- If you want your www.yourdomain.com to point to your Google Apps site, make sure you set up the "sites" page to something like sites.yourdomain.com and then create your Google site and point it to www. via DNS. A CNAME DNS entry will take care of this.
- Make sure your DNS is nice and tidy for all of this to work properly.
- When creating your site, if it's the site for everyone to reach don't forget to make it public.
There is a great range of templates and options for configuring your webpage and I urge you to play with them all. I've found many amazing different options for working with the site and the ability to easily use Google Maps and embed other things like shared calendars is terrific.
I've also found the response times from the Google App servers to be less than what they advertise. Today it was indicated it would take up to 3 hours for a change to complete and it was done in about 20 minutes.

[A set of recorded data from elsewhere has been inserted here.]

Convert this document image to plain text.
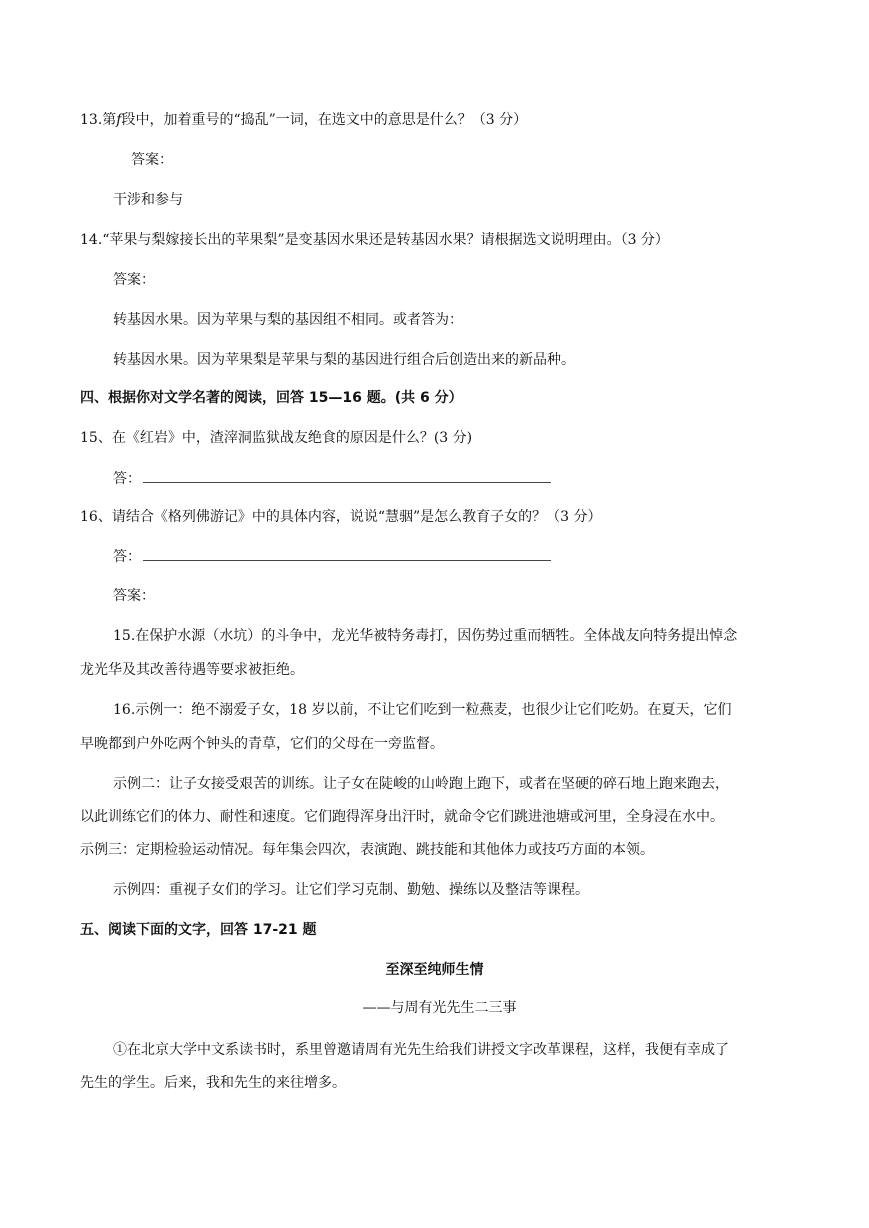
13.第f段中，加着重号的“捣乱”一词，在选文中的意思是什么？（3 分）
答案：
干涉和参与
14.“苹果与梨嫁接长出的苹果梨”是变基因水果还是转基因水果？请根据选文说明理由。（3 分）
答案：
转基因水果。因为苹果与梨的基因组不相同。或者答为：
转基因水果。因为苹果梨是苹果与梨的基因进行组合后创造出来的新品种。
四、根据你对文学名著的阅读，回答 15—16 题。(共 6 分）
15、在《红岩》中，渣滓洞监狱战友绝食的原因是什么？(3 分)
答：
16、请结合《格列佛游记》中的具体内容，说说“慧骃”是怎么教育子女的？（3 分）
答：
答案：
15.在保护水源（水坑）的斗争中，龙光华被特务毒打，因伤势过重而牺牲。全体战友向特务提出悼念
龙光华及其改善待遇等要求被拒绝。
16.示例一：绝不溺爱子女，18 岁以前，不让它们吃到一粒燕麦，也很少让它们吃奶。在夏天，它们
早晚都到户外吃两个钟头的青草，它们的父母在一旁监督。
示例二：让子女接受艰苦的训练。让子女在陡峻的山岭跑上跑下，或者在坚硬的碎石地上跑来跑去，
以此训练它们的体力、耐性和速度。它们跑得浑身出汗时，就命令它们跳进池塘或河里，全身浸在水中。
示例三：定期检验运动情况。每年集会四次，表演跑、跳技能和其他体力或技巧方面的本领。
示例四：重视子女们的学习。让它们学习克制、勤勉、操练以及整洁等课程。
五、阅读下面的文字，回答 17-21 题
至深至纯师生情
——与周有光先生二三事
①在北京大学中文系读书时，系里曾邀请周有光先生给我们讲授文字改革课程，这样，我便有幸成了
先生的学生。后来，我和先生的来往增多。
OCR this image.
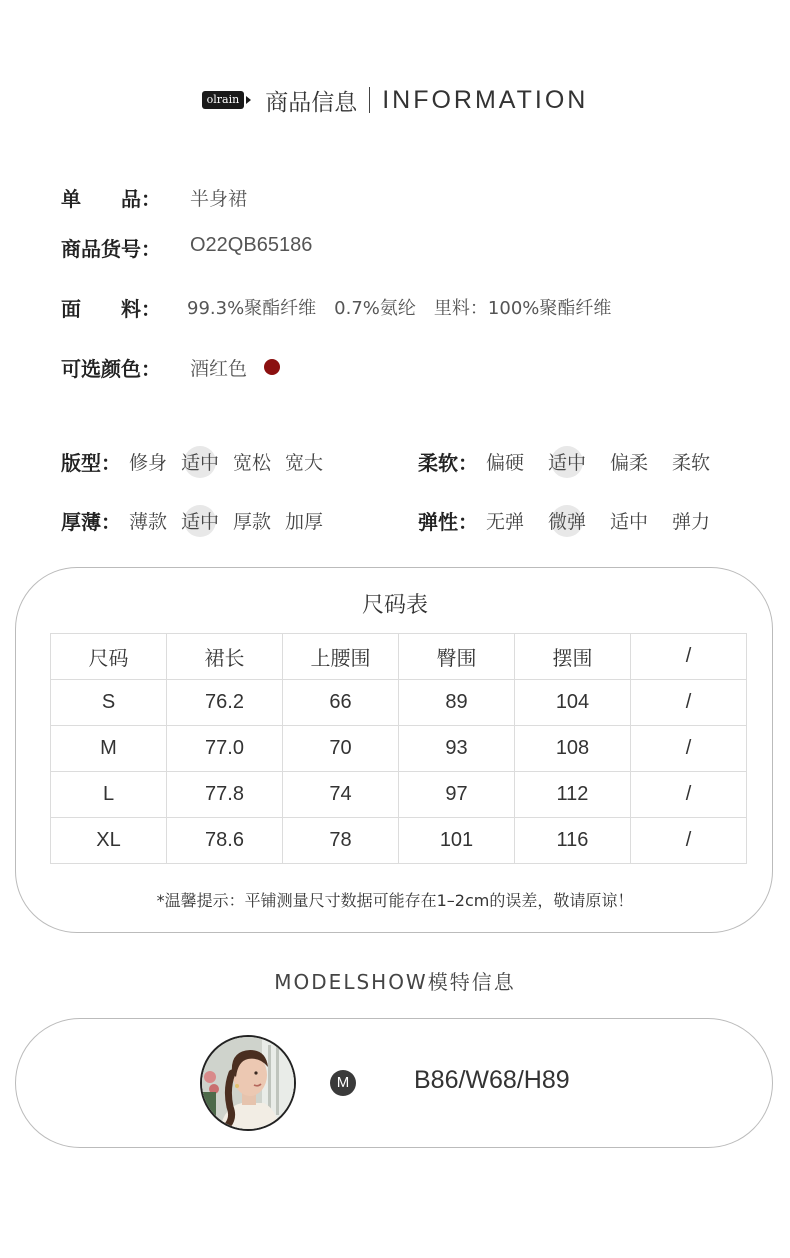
olrain 商品信息 INFORMATION
单　　品： 半身裙
商品货号： O22QB65186
面　　料： 99.3%聚酯纤维　0.7%氨纶　里料：100%聚酯纤维
可选颜色： 酒红色
版型： 修身 适中 宽松 宽大	柔软： 偏硬 适中 偏柔 柔软
厚薄： 薄款 适中 厚款 加厚	弹性： 无弹 微弹 适中 弹力
尺码表
尺码	裙长	上腰围	臀围	摆围	/
S	76.2	66	89	104	/
M	77.0	70	93	108	/
L	77.8	74	97	112	/
XL	78.6	78	101	116	/
*温馨提示：平铺测量尺寸数据可能存在1–2cm的误差，敬请原谅！
MODELSHOW模特信息
M	B86/W68/H89
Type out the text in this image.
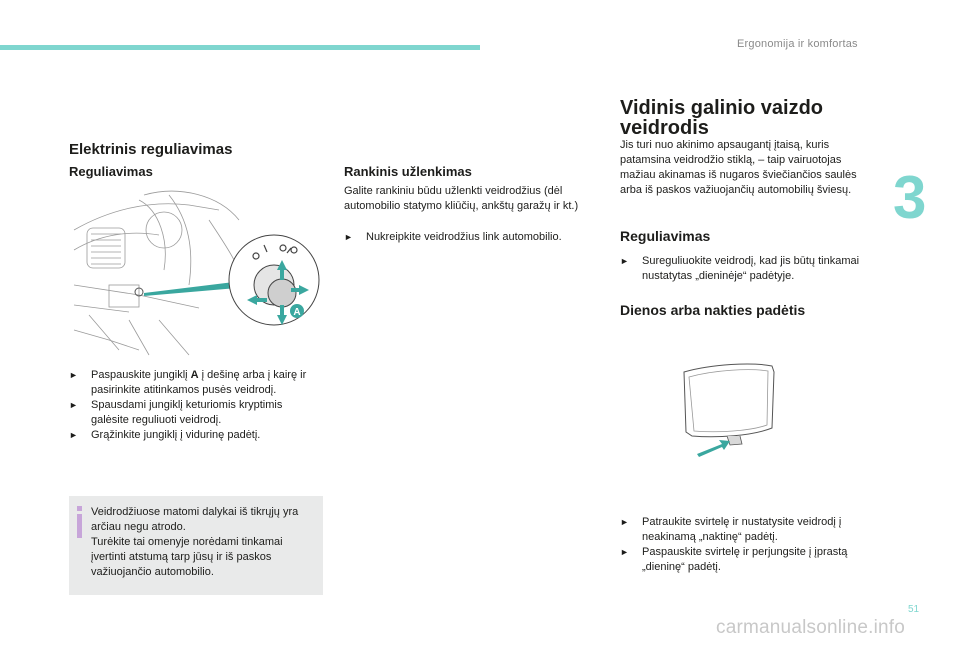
Ergonomija ir komfortas
3
Elektrinis reguliavimas
Reguliavimas
A
► Paspauskite jungiklį A į dešinę arba į kairę ir pasirinkite atitinkamos pusės veidrodį.
► Spausdami jungiklį keturiomis kryptimis galėsite reguliuoti veidrodį.
► Grąžinkite jungiklį į vidurinę padėtį.
Veidrodžiuose matomi dalykai iš tikrųjų yra arčiau negu atrodo.
Turėkite tai omenyje norėdami tinkamai įvertinti atstumą tarp jūsų ir iš paskos važiuojančio automobilio.
Rankinis užlenkimas

Galite rankiniu būdu užlenkti veidrodžius (dėl automobilio statymo kliūčių, ankštų garažų ir kt.)

► Nukreipkite veidrodžius link automobilio.
Vidinis galinio vaizdo veidrodis

Jis turi nuo akinimo apsaugantį įtaisą, kuris patamsina veidrodžio stiklą, – taip vairuotojas mažiau akinamas iš nugaros šviečiančios saulės arba iš paskos važiuojančių automobilių šviesų.

Reguliavimas
► Sureguliuokite veidrodį, kad jis būtų tinkamai nustatytas „dieninėje“ padėtyje.
Dienos arba nakties padėtis
► Patraukite svirtelę ir nustatysite veidrodį į neakinamą „naktinę“ padėtį.
► Paspauskite svirtelę ir perjungsite į įprastą „dieninę“ padėtį.
51
carmanualsonline.info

The email and calendar aspects of Google Apps are excellent, much like the Gmail offering from Google. I have a lot of documents floating around my Apps account and find that sharing this info with my wife works brilliantly. She is relatively tech literate and that makes it even easier. I've found with some of my clients who are not technical in any way, that Google Apps are intuitive and easy for them to work with. The interface is clean and very usable with being intimidating.
About the only gripe I have is that I like to have my Gmail and Apps accounts open at the same time in the same browser and it doesn't like that. Perhaps its more my work process there than Apps so I don't hold it against them.